2
votes

I am working on big datasets that are image cubes (450x450x1500). I have a kernel that works on individual data elements. Each data element produces 6 intermediate results (floats). My block consists of 1024 threads. The 6 intermediate results are stored in shared memory by each thread (6 float arrays). However, now I need to add each of the intermediate result to produce a sum (6 sum values). I do not have enough global memory to save these 6 float arrays to global memory and then run a reduction from thrust or any other library from the host code.

Are there any reduction routines that can be called from inside a kernel function on arrays in shared memory?

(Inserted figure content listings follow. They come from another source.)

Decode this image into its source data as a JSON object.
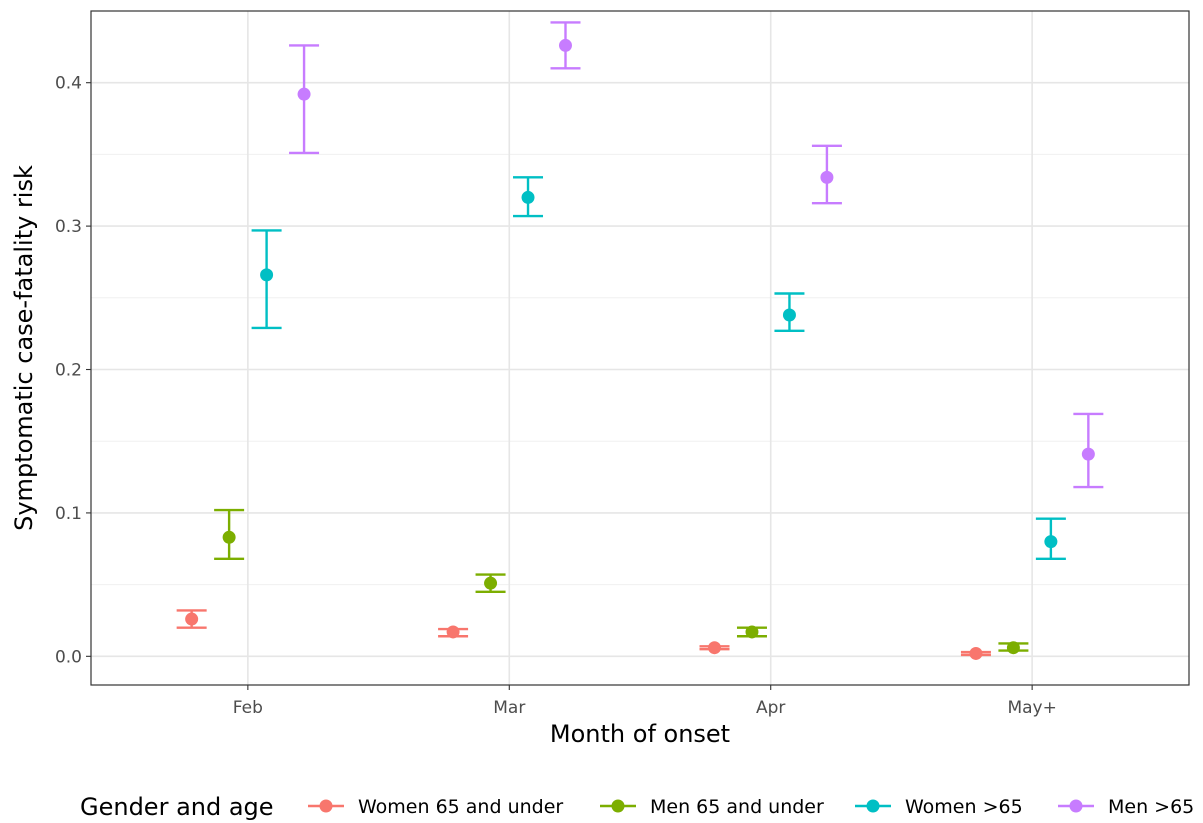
{
  "chart_data": {
    "type": "scatter",
    "title": "",
    "xlabel": "Month of onset",
    "ylabel": "Symptomatic case-fatality risk",
    "categories": [
      "Feb",
      "Mar",
      "Apr",
      "May+"
    ],
    "ylim": [
      -0.02,
      0.45
    ],
    "yticks": [
      0.0,
      0.1,
      0.2,
      0.3,
      0.4
    ],
    "ytick_labels": [
      "0.0",
      "0.1",
      "0.2",
      "0.3",
      "0.4"
    ],
    "grid": true,
    "legend": {
      "title": "Gender and age",
      "position": "bottom"
    },
    "series": [
      {
        "name": "Women 65 and under",
        "color": "#F8766D",
        "values": [
          0.026,
          0.017,
          0.006,
          0.002
        ],
        "lower": [
          0.02,
          0.014,
          0.005,
          0.001
        ],
        "upper": [
          0.032,
          0.019,
          0.007,
          0.003
        ]
      },
      {
        "name": "Men 65 and under",
        "color": "#7CAE00",
        "values": [
          0.083,
          0.051,
          0.017,
          0.006
        ],
        "lower": [
          0.068,
          0.045,
          0.014,
          0.004
        ],
        "upper": [
          0.102,
          0.057,
          0.02,
          0.009
        ]
      },
      {
        "name": "Women >65",
        "color": "#00BFC4",
        "values": [
          0.266,
          0.32,
          0.238,
          0.08
        ],
        "lower": [
          0.229,
          0.307,
          0.227,
          0.068
        ],
        "upper": [
          0.297,
          0.334,
          0.253,
          0.096
        ]
      },
      {
        "name": "Men >65",
        "color": "#C77CFF",
        "values": [
          0.392,
          0.426,
          0.334,
          0.141
        ],
        "lower": [
          0.351,
          0.41,
          0.316,
          0.118
        ],
        "upper": [
          0.426,
          0.442,
          0.356,
          0.169
        ]
      }
    ]
  }
}
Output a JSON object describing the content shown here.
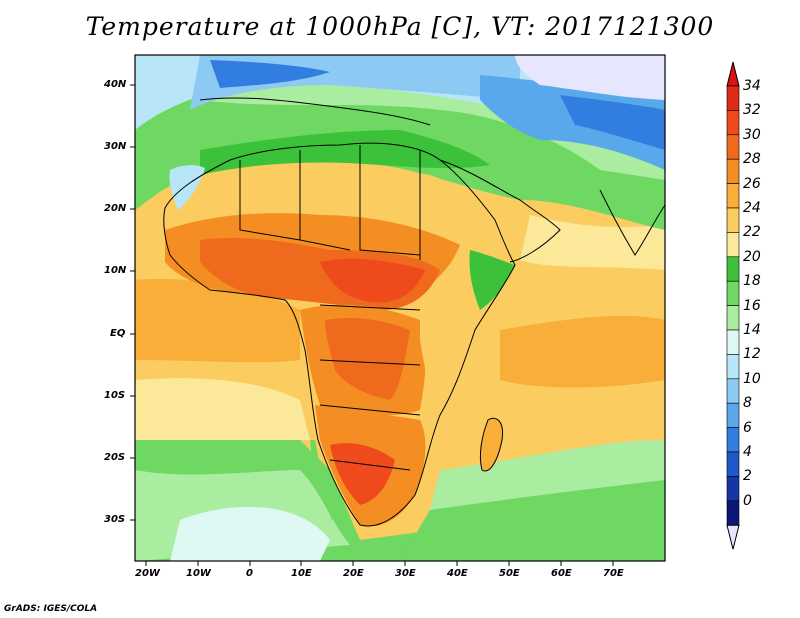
{
  "title": "Temperature at 1000hPa [C], VT: 2017121300",
  "credit": "GrADS: IGES/COLA",
  "lat_labels": [
    "40N",
    "30N",
    "20N",
    "10N",
    "EQ",
    "10S",
    "20S",
    "30S"
  ],
  "lon_labels": [
    "20W",
    "10W",
    "0",
    "10E",
    "20E",
    "30E",
    "40E",
    "50E",
    "60E",
    "70E"
  ],
  "colorbar": {
    "labels": [
      "34",
      "32",
      "30",
      "28",
      "26",
      "24",
      "22",
      "20",
      "18",
      "16",
      "14",
      "12",
      "10",
      "8",
      "6",
      "4",
      "2",
      "0"
    ],
    "colors": [
      "#e02a18",
      "#ee4a1c",
      "#f06a1e",
      "#f48e22",
      "#f8ae38",
      "#fbcc60",
      "#fbe898",
      "#3cc23a",
      "#6ed862",
      "#aaeca0",
      "#def8f4",
      "#b8e6f8",
      "#8ccaf4",
      "#5aa8ec",
      "#327ee0",
      "#1e58cc",
      "#1636a6",
      "#0c1878"
    ],
    "over_color": "#e01010",
    "under_color": "#e6e6ff"
  },
  "regions": [
    {
      "name": "southern-ocean-cool",
      "color": "#6ed862"
    },
    {
      "name": "south-atlantic-cold",
      "color": "#aaeca0"
    },
    {
      "name": "tropical-atlantic",
      "color": "#f8ae38"
    },
    {
      "name": "indian-ocean-warm",
      "color": "#fbcc60"
    },
    {
      "name": "arabian-sea",
      "color": "#fbe898"
    },
    {
      "name": "sahara-mild",
      "color": "#fbcc60"
    },
    {
      "name": "central-africa-hot",
      "color": "#f06a1e"
    },
    {
      "name": "southern-africa-hot",
      "color": "#ee4a1c"
    },
    {
      "name": "north-africa-cool",
      "color": "#6ed862"
    },
    {
      "name": "europe-cold",
      "color": "#5aa8ec"
    },
    {
      "name": "central-asia-cold",
      "color": "#327ee0"
    },
    {
      "name": "himalaya-missing",
      "color": "#e6e6ff"
    }
  ]
}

What will be the best way to solve this problem? I am a newbie to CUDA programming and would welcome any suggestions.

4
By '6 sum values', do you mean your final result only contains 6 floats or you will do reduction on only 6 floats for 450x450x1500 times? - kangshiyin
The final result contains 6 floats. The sum is over the third dimension (1500). So I finally need to end up with 450x450x6 floats. - user2789280
So how is your image cube stored in global mem? Frame after frame like image[1500][450][450] or pixel after pixel like image[450][450][1500] - kangshiyin
It is first along the z then along x and y. So image[1500][450][450]. I have a thread processing each voxel. Since a block cannot have 1500 threads, I am using 512 threads per block and splitting the 1500 into three blocks. I will need to eventually accumulate results from all three blocks. I am thinking that I will use temporary global memory (450x450x6) to save the intermediate sum values from each block. Is that a good way to do this? - user2789280
You don't need to sum one 1500-D vector using multiple blocks or multiple theads. Using one thread is enough for your case. See my updated answer. - kangshiyin

4 Answers

2
votes

This seems unlikely:

I do not have enough global memory to save these 6 float arrays to global memory and then run a reduction from thrust or any other library from the host code.

I can't imagine how you have enough space to store your data in shared memory but not in global memory.

Anyway, CUB provides reduction routines that can be called from within a threadblock, and that can operate on data stored in shared memory.

Or you can write your own sum-reduction code. It's not terribly hard to do, there are many questions on SO about it, such as this one.

Or you could adapt the cuda sample code.

1
votes

Update

After seeing all the comments, I understand that instead of doing 1 or a few times of reduction, you need to do the reductions for 450x450x6 times.

In this case there's simpler solution.

You don't need to implement relatively complex parallel reduction for each 1500-D vector。 Since you already have 450x450x6 vectors to reduce, you could reduce all these vectors in parallel using traditional serial reduction method.

You could use a block with 16x16 threads to process a particular region of the image, and a grid with 29x29 blocks to cover the whole 450x450 image.

In each thread, you could iterate over the 1500 frames. In each iterration, you coulde first compute the 6 intermediate results, then add them to the sums. When yo finish all the iterations, you could write the 6 sums to global mem.

That finishes the kernel design. And no shared mem is needed.

You wil find that the performance is very good. Since it is a memory bound operation,it won't be much longer than simply access all the image cube data once.

In case you don't have enough global mem for the whole cube, you could split it into 4 sub-cubes of [1500][225][225], and call the kernel routine on each sub-cube. The only thing you need to change is the grid size.

0
votes

Have a look at this that explains parallel reduction in CUDA thoroughly.

0
votes

If I understand it correctly, each thread should sum up "only" 6 floats.

I'm not sure if it is worth doing that by a parallel reduction in general, in the sense that you will experience performance gains.

If you are targeting a Kepler, you may try to use shuffle operations if you properly set the block size so that your intermediate results fit the Streaming Multiprocessor's registers in some way.

As also pointed out by Robert Crovella, your statement about the possibility of storing the intermediate results seems strange as the amount of global memory is certainly larger than the amount of shared memory.